Из задней комнаты вышла низенькая круглолицая женщина с русой короной на голове. Настя, догадался Велик:,она действительно чем-то неуловимым была как будто схожа с Милицей.
— А это что за народ к нам нахлынул? — спросила она певуче, с улыбкой, необидно.
— А это, помнишь, я тебе рассказывала — ехала домой с ними вместе, журавкинские… — Она запнулась, и Велик догадался: хотела сказать с сиротки», — мальчик и девочка. Ну, а это с ними. Откуда — знаем, а куда — может, расскажут.
— А что там рассказывать, — махнула рукой Настя. — На Украину за хлебом, вот куда. Каждый день станция забита такими же… Садитесь-ка, ребятки, к столу, перекусите перед дорожкой. У нас тоже и худо, и бедно, а все ж перебиваемся — и карточки дают, и базар под боком.
Настя выкатила из печи чугунок, налила ребятам по тарелке супу, дала по маленькому кусочку хлеба и ушла с Милицей в сени.
От супа поднимался парок с городским концентратным душком, и ребята долго нюхали и вдыхали этот вкусный скоромный дух.
— Во какой суп! — восторженно прошептала Манюшка. — Как у солдат. Помнишь, Велик, в Комарах ели? Не то что наша похлебка.
— Затолкни нашу похлебку мясом — тоже не хуже будет, — рассудительно сказал Иван.
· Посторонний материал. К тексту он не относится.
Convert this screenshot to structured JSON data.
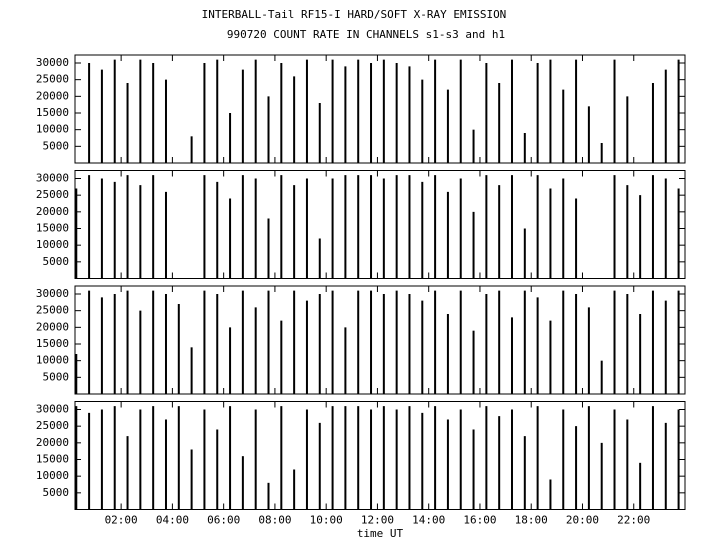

— А хлебушко чистый, — не унималась Манюшка. — Даже до Украины не доехали, а уже чистый хлебушек едим.
Едва замолкло позвякивание ложек, вошли хозяйки.
— Ну что, подкрепились малость? — сказала Настя и поманила Манюшку за собой в заднюю комнату. Милица прошла вслед за ними.
Через некоторое время они вышли все трое. Шедшую впереди Манюшку было не узнать — так изменила ее городская одежа. До этого, уже больше полгода, Манюшка ходила в балахоне, сшитом из мешка еще Кулюшкой Гузеевой незадолго до ареста. Кулюгака не была большой мастерицей, разных там фасонов не знала и смастерила вещь просто, без затей, по здравому разумению — обрезала мешок по росту Манюшки, прорезала дырки для головы и рук, из остатков сшила воротник, рукава и пояс. Однако, как всякая деревенская женщина, она обшивала свою семью и простейшими портняжьими приемами и навыками владела, потому одежка все ж была похожа на одежку — и ворот как ворот, и рукава как рукава, и петли для пуговиц обметаны. Манюшка бессъемно носила это одеяние, оно словно приросло к ней, и Велик не замечал ни материала, ни фасона — платье как платье. А вот сейчас глянул на нее в другой одежде и понял, что старая была никаким не платьем.
Сейчас на Манюшке красовались голубой миткалевый сарафан и зеленый суконный жакет. И все это приталено и схвачено, где нужно — как будто на нее и шито. Конечно, одежда эта была и ношена, и не раз стирана, но все равно Манюшка гляделась в ней не хуже любой городской девки, а может, и получше многих.
— Ну, вот, — удовлетворенно сказала Настя, оглаживая Манюшку сзади, — и пристроили одежку. Аленка-то моя из нее выросла, а Маньке, вишь, в самый раз. Носи на здоровье.
— Спасибо вам, — сказал Велик и поклонился Насте. — И за обед, и за одежду.
Молча поклонился Иван, а Манюшка, повернувшись, ткнулась Насте в живот.
— Ну, нам пора. — Велик заторопился. Он искренно был благодарен гостеприимным женщинам, но ему хотелось поскорее уйти — уж больно беззащитно чувствуешь себя, когда начинают над тобою ахать и ронять слезы.
— Ну, пора так пора, — сказала Милица. — А на дорожку я вас лимонадом угощу. Не пили, небось, ни разу лимонад-то?